Opera itself is a similar technology, one that was born in the living rooms of wealthy Florentines, but one imbued with the egalitarian, humanist quality of the Renaissance. Venice’s opera houses democratized the art form further, making it accessible to the public rather than just those who could afford to put on a performance in their own homes. It has been volleyed between these two class contexts ever since. Like many composers before him, Verdi was caught between both. How apt, then, that his opera most explicitly linked to power is also the one that, in Said’s words, “ends in hopeless deadlock and literal entombment.” Musically, there is no Verdian punctuation mark, but rather a fade into the ether as the lovers run out of breath. Aida and Radames don’t simply die — they are buried alive.

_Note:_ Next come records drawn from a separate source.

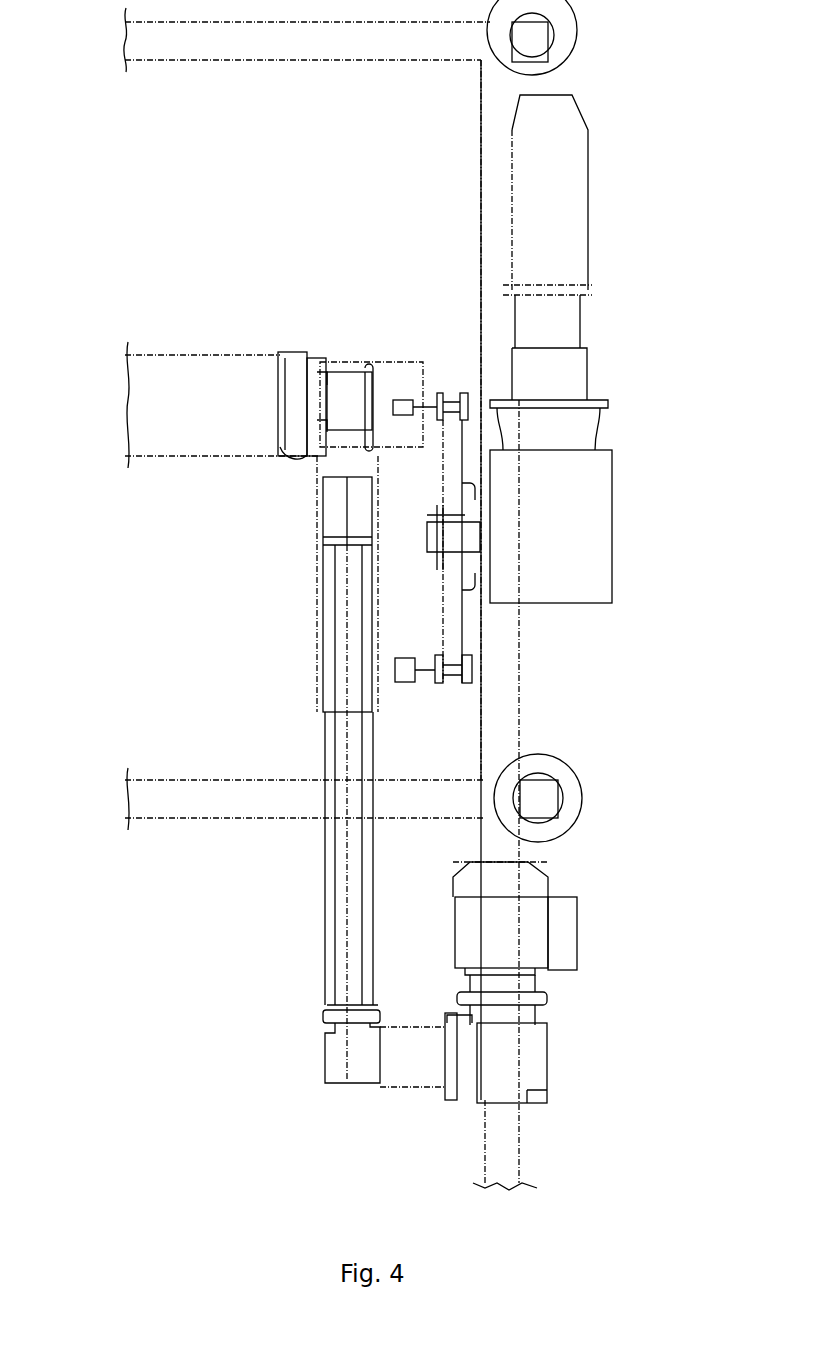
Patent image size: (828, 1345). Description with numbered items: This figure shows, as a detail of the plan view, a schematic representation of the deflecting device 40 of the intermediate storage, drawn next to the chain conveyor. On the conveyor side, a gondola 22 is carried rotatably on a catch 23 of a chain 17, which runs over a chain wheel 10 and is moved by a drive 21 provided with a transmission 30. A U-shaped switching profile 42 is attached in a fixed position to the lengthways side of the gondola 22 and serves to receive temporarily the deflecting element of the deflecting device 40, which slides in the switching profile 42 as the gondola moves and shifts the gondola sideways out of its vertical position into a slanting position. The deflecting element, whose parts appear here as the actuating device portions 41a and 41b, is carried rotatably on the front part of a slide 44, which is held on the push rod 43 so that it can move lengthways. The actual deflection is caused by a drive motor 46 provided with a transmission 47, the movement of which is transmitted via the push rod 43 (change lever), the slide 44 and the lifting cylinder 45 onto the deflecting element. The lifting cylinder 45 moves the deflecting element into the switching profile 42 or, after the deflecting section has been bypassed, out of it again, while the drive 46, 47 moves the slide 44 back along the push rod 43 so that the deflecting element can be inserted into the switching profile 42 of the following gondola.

The chain wheel 10 is at (450, 627).
The chain 17 is at (432, 398).
The drive 21 is at (567, 203).
The gondola 22 is at (160, 372).
The catch 23 is at (400, 682).
The transmission 30 is at (592, 545).
The deflecting device 40 is at (147, 684).
The plate 41a is at (318, 365).
The plate 41b is at (303, 455).
The switching profile 42 is at (285, 355).
The push rod 43 is at (328, 762).
The slide 44 is at (317, 528).
The lifting cylinder 45 is at (355, 380).
The drive motor 46 is at (542, 940).
The transmission 47 is at (540, 1080).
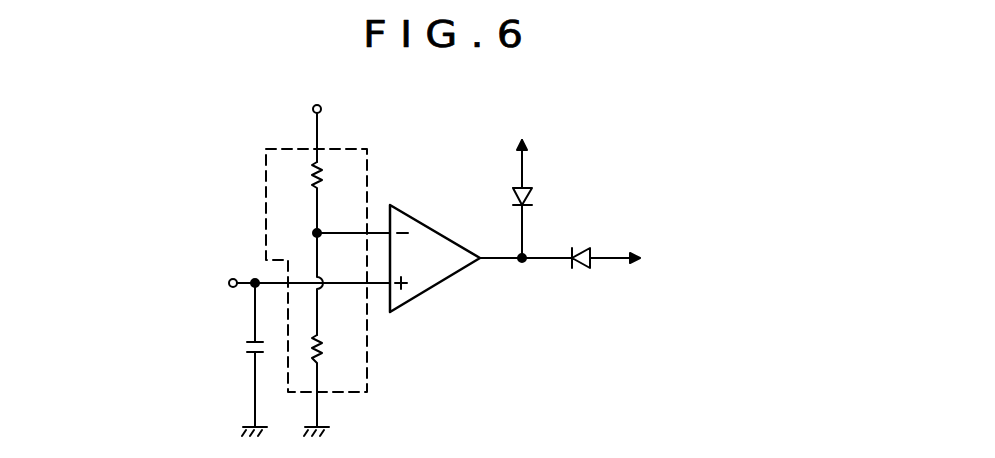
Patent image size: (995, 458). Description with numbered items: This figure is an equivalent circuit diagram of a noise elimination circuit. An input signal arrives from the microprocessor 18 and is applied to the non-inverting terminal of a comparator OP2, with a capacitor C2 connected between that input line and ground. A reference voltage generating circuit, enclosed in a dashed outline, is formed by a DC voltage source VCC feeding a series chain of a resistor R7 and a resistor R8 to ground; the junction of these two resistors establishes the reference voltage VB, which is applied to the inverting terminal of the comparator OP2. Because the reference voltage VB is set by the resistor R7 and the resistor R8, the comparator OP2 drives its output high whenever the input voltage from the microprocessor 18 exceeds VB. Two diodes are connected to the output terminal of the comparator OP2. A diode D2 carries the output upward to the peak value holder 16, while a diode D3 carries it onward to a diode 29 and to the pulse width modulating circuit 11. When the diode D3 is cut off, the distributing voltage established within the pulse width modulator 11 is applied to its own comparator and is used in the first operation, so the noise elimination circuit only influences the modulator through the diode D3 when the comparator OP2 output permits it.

The reference voltage VB is at (283, 149).
The DC voltage source VCC is at (341, 127).
The resistor R7 is at (334, 197).
The resistor R8 is at (330, 385).
The capacitor C2 is at (240, 359).
The comparator OP2 is at (433, 287).
The diode D2 is at (542, 199).
The diode D3 is at (602, 273).
The peak value holder 16 is at (690, 148).
The microprocessor 18 is at (214, 269).
The diode 29 is at (706, 256).
The pulse width modulator 11 is at (735, 307).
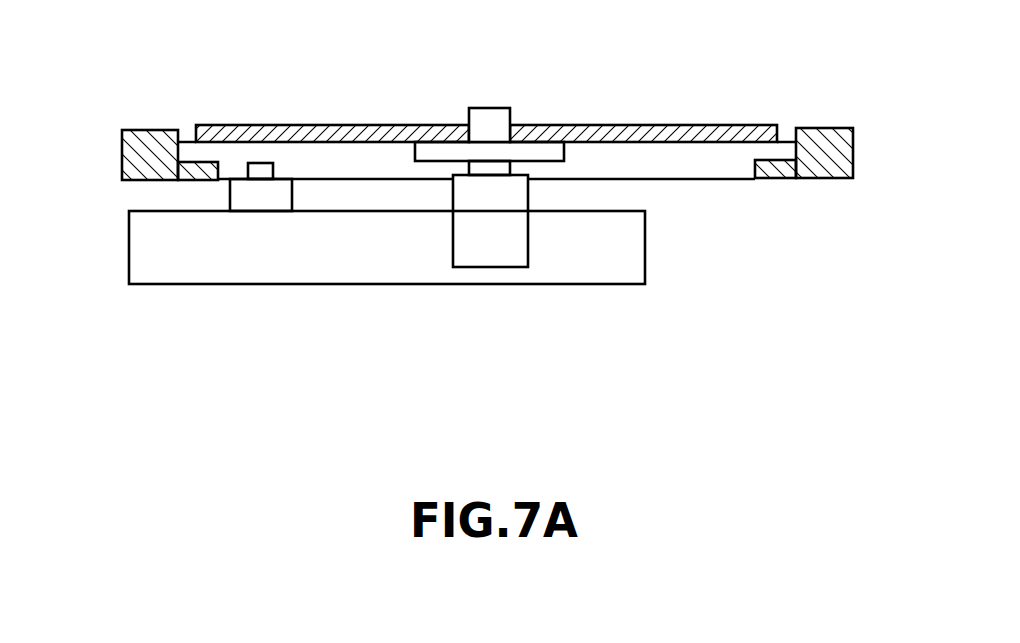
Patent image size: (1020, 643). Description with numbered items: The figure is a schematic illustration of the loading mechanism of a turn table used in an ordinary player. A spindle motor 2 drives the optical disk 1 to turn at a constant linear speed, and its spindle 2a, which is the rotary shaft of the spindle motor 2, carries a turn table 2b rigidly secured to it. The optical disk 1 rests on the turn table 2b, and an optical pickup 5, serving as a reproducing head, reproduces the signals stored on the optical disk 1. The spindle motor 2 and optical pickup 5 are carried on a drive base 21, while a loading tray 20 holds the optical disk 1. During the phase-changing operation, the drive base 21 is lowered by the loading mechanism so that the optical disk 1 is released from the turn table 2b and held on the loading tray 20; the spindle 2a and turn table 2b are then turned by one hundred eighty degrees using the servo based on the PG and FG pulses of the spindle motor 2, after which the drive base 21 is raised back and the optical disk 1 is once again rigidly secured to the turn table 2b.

The optical disk 1 is at (685, 123).
The spindle motor 2 is at (488, 245).
The spindle 2a is at (487, 108).
The turn table 2b is at (430, 152).
The optical pickup 5 is at (255, 195).
The loading tray 20 is at (677, 160).
The drive base 21 is at (310, 267).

Focusing on the work’s two female characters instead of the lovers, Catherine Clément expands this deadlock and entombment to include Amneris who, defeated by the plot of the opera, also ends “locked up in the temple,” and in the systems of autocracy and imperialism to which she is also subservient.
It’s easy to map all of this onto the current power dynamics within our society, as seen by many of the modern-dress productions of Aida that are staged today (certainly the long-term fallout of the collapse of Khedivate Egypt, in the wake of Isma’il Pasha’s excesses and ambition, are still being felt today — especially in Sudan and South Sudan). One could even take a Sharon-esque look at how technology, as a tool for imperialism, could be used in exploring this story’s continued relevance. Just this week the Trump administration announced it will be using AI to deport pro-Palestinian student protesters.

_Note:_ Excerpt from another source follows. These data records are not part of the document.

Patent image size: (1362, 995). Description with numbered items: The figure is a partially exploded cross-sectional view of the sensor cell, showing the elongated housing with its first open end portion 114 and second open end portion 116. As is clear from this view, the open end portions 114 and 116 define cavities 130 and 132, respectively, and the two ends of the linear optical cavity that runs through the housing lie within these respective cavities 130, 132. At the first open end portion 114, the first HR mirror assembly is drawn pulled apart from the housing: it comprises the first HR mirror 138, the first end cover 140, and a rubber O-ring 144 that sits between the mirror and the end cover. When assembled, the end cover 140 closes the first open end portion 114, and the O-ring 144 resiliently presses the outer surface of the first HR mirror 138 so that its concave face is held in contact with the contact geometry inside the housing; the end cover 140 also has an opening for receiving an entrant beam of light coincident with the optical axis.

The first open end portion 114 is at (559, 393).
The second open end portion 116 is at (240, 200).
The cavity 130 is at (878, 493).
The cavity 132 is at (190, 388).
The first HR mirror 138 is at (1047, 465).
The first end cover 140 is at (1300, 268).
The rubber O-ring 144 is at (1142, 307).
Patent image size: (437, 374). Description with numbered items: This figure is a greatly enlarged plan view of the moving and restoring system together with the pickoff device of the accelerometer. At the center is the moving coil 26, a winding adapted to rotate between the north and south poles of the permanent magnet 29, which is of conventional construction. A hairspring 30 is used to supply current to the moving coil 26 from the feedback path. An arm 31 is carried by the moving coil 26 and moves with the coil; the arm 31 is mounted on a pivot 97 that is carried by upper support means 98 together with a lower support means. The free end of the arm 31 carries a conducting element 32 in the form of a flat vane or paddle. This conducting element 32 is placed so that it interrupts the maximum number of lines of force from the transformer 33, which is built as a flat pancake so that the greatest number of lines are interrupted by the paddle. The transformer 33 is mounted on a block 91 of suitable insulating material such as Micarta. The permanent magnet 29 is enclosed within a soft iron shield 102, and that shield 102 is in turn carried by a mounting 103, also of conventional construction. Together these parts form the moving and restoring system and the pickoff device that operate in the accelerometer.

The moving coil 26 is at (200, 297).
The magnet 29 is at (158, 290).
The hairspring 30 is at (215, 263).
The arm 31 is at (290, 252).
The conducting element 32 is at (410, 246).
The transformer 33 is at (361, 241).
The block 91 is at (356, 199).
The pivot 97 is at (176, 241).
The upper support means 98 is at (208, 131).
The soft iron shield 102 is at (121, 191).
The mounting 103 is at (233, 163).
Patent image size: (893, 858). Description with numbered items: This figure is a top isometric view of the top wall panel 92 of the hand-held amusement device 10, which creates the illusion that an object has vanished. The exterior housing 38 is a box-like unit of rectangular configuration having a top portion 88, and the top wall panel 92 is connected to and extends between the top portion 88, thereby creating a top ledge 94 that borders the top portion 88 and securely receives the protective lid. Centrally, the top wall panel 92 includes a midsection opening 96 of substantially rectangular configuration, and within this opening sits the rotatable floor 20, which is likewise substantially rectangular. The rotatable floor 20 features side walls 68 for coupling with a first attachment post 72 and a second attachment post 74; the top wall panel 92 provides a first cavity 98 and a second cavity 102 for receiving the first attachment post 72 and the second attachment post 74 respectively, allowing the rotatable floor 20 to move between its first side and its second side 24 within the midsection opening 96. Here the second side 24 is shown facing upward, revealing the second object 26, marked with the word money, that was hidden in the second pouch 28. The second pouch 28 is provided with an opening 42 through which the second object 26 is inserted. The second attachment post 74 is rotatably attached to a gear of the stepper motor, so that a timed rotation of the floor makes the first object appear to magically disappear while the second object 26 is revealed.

Instead, Arizona Opera has chosen to invest time and resources into an Aida that is more closely aligned with the original material circumstances of the work’s creation. In that way, AI-Aida is the true ideological inheritor to the opera’s roots: a patchwork of references, lackadaisical history, and a hazy spot in the venn diagram between culture and politics. The problem with this level of historicity is that we have the benefit of just over 150 years of hindsight, with nothing in the way of plausible deniability. We know what happens when we get into bed with imperialism.
It’s not good.
For his part, even Verdi, who liked to fashion himself as the son of illiterate peasants*, seemed embarrassed by this fee being accepted, writing to Emanuele Muzio in the summer of 1870: “We must at least keep the fee secret, since it would serve as a pretext to disturb so many poor dead men. Someone would be sure to point out the 400 scudi for the Barbiere di Siviglia, Beethoven's poverty, Schubert's misery, Mozart's roaming about just to make a living, etc.”
*Verdi was, more accurately, the son of middle-class landowners.





Nicely put. I'm surprised the link between AI and imperialism is not more frequently made. I grew up believing that the British installed railways in India for the benefit of Indians; only later in life did I learn they were used to systematically loot the country. An LLM 'training' on copyrighted materials is - to my mind - looting. Of course, those with wealth have more means to defend themselves from looting.